Post # 1
Dear bees! Happy new year!
If you have sisters in law (husband’s sisters) can you tell me how you get on with them?
I feel quite uncomfortable in their presence and get the feeling they’re not being sincere. Sometimes they even exchange subtle comments with their mother, my mother in law, on me and my family, which is very annoying. I tried to tell myself it is all in my mind and have to work it out, but anytime they’re around the feeling is stronger and stronger. In spite of this I want to be a kind, friendly person to them, they’re my husband’s sisters and it is right to respect them, They’re 36 and 40, and guess they should be mature enough to understand that their brother will always remain their brother and always love them as sisters, even if he’s married to me. Sometimes I think they’re angry about their current situation, they’re both single and my husband told me they went through negative relationships in the past, as a result they’re always home with their mom. I feel sorry for them, cuz I also experienced loneliness in the past and know what it feels like.
Post # 3
I don’t know, from your description it doesn’t sound like they done anything concrete, having some kind of elusive “feeling” that they are doing something is kind of pointless. My advice is be kind and gracious and if you “feel” whatever then limit your interactions. It’s hard to say anything about boundaries because this doesn’t sound like a case where they are doing things that warrant having that discussion.

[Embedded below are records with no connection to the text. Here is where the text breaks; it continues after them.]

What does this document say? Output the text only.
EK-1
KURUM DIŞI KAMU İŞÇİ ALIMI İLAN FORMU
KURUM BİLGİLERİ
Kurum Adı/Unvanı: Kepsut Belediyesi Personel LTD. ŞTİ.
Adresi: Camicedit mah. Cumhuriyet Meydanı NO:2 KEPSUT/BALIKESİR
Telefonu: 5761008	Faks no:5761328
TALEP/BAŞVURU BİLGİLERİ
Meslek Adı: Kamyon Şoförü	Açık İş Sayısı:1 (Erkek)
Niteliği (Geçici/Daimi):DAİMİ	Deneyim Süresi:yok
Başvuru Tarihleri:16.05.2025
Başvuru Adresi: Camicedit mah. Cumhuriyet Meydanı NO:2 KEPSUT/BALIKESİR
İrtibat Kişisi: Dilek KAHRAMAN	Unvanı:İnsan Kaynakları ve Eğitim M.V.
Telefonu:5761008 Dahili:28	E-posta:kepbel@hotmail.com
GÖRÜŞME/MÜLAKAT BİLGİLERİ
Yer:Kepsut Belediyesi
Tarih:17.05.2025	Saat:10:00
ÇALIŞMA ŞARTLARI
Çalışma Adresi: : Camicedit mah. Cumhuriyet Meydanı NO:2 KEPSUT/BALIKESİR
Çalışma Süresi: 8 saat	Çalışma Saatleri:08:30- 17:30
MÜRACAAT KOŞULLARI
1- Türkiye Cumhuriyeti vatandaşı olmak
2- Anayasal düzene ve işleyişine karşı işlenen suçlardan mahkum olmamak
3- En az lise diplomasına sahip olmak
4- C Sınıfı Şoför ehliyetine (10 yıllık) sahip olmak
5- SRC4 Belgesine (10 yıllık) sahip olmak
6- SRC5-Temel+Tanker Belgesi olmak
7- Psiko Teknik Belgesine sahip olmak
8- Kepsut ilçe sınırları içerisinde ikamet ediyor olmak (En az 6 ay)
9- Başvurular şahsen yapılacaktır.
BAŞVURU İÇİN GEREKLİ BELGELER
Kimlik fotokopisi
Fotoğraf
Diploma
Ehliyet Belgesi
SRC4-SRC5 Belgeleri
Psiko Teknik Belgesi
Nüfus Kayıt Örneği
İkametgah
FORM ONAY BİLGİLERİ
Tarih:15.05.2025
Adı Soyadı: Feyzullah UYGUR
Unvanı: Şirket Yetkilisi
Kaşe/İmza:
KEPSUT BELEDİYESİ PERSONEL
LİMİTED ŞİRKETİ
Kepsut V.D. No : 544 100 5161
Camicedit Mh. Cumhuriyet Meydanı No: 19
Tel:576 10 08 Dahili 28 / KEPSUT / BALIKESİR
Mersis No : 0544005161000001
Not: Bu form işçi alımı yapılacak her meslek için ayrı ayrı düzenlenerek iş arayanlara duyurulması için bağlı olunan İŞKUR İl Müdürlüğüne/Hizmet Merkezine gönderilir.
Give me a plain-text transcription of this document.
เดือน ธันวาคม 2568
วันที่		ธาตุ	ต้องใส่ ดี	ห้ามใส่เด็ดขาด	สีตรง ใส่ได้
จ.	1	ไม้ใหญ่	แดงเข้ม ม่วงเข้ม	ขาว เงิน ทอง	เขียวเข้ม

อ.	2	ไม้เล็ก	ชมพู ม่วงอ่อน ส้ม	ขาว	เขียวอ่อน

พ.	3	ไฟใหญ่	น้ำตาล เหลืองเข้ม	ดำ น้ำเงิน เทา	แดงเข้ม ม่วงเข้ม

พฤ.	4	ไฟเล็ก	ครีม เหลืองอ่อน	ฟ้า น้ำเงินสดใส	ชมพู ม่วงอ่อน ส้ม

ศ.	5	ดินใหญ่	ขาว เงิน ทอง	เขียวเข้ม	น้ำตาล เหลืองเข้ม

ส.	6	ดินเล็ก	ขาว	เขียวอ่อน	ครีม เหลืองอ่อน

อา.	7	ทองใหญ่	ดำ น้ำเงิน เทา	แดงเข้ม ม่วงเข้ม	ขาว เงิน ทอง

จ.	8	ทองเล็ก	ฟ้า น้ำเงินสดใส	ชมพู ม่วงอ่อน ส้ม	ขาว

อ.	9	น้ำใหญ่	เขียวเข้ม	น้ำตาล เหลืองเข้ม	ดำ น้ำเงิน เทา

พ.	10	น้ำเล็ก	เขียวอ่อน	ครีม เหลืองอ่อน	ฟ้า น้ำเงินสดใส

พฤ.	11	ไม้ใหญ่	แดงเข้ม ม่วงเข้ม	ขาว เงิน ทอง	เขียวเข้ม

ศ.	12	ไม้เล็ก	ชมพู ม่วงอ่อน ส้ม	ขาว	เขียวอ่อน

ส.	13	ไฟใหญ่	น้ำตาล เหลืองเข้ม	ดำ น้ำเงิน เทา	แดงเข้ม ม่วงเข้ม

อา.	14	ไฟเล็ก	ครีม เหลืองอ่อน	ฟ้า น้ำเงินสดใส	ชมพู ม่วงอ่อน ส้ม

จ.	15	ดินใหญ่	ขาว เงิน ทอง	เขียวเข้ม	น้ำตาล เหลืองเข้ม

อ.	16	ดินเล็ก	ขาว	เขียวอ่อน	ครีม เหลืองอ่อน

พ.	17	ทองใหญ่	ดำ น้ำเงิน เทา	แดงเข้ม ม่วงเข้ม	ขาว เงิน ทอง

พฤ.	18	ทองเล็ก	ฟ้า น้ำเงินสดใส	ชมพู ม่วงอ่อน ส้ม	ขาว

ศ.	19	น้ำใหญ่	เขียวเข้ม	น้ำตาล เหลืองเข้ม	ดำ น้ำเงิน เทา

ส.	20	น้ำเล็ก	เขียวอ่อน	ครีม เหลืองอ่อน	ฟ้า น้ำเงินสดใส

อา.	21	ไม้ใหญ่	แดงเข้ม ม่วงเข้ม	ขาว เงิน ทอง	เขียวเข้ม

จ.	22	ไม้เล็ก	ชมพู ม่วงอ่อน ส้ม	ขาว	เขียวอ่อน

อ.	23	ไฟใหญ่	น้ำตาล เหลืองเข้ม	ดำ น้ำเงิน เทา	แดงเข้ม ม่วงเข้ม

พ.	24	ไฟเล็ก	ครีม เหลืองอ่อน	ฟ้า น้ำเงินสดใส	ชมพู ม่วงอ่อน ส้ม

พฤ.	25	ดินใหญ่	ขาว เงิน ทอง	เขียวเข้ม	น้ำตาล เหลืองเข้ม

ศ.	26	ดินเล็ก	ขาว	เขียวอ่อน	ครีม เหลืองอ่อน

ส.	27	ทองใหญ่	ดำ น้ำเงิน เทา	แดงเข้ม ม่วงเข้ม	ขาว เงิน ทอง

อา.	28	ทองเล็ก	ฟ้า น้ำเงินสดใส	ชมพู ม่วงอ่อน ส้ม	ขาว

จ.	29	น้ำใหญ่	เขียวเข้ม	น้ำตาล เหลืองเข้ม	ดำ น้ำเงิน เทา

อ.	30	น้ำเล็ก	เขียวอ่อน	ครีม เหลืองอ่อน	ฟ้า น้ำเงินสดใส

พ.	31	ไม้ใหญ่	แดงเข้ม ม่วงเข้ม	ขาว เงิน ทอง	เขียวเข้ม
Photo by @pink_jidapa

I also wouldn’t presume because they single that they don’t want their brother to be happy and that automatically makes them lonely. They may just be close with their mother.Read some post around the bee and you see some people with insane crazy hostile in laws, it will help you appreciate your relationship even it isn’t close. good luck.
Post # 4
I get where you’re coming from, but I think you need to put aside feelings and thoughts, and either ignore it, or address it. I doubt they don’t want their brother to be happy, but I would guess they’re adjusting to a new family dynamic where you are the most important woman in their brothers’ life, and they are trying to figure out how everything is going to work. It can be a struggle for some people to navigate this. Just be patient and kind to them, and I’m sure they’ll come around.
Post # 5
Thanks girls for sharing your opinion. It’s kind of difficult for me to describe the situation. Although it’s only feelings and might sound like fantasies of mine to others, I really feel bad about this. By the way I really heard some of their sarcastic comments, that’s not fantasy. Actually they did something concrete. For example they were very unfriendly at my bachelorette parties, we went to see Madonna’s concert in Milan, and they were complaining all the time because they had to stand during the concert (which is quite normal unless you pay extra for a seat) and they didn’t participate in any of the games organized by my maid of honour and sister during our wedding. One of them wore ivory white (exactly like my wedding dress) at the wedding, advised by her mom. Moreover, always at the wedding, their father, my father-in-law, came with his folk band and played folk musik even if we asked them not to, since we already had a playlist and I really don’t like folk music. Moreover the music I chose was already playing and they covered it with theirs. I succeeded in keeping my mouth shut in all these situations cuz I love my husband too deeply, but I think I have good reasons not to feel good about them. Sorry for venting!
Post # 6
@sasi: eh, sounds like they’re just petty and immature. I don’t think saying anything will get you very far, personally. I imagine that because they’re a pair, they likely feed on each others negative energy. You can try some one on one time and see if that improves anything or just be consistently upbeat, building a happy bubble around you so you’re not bothered. Good luck.
Post # 7
@WillyNilly: That’s what I’m going to do! Thanks for giving me your opinion!
Post # 8
“Don’t throw your pearls before swine” pretty much sums up my feelings on cultivating a realtionship. I keep thing cordial. I don’t push any friendship with her. It is, what it is. And i’m fine with that.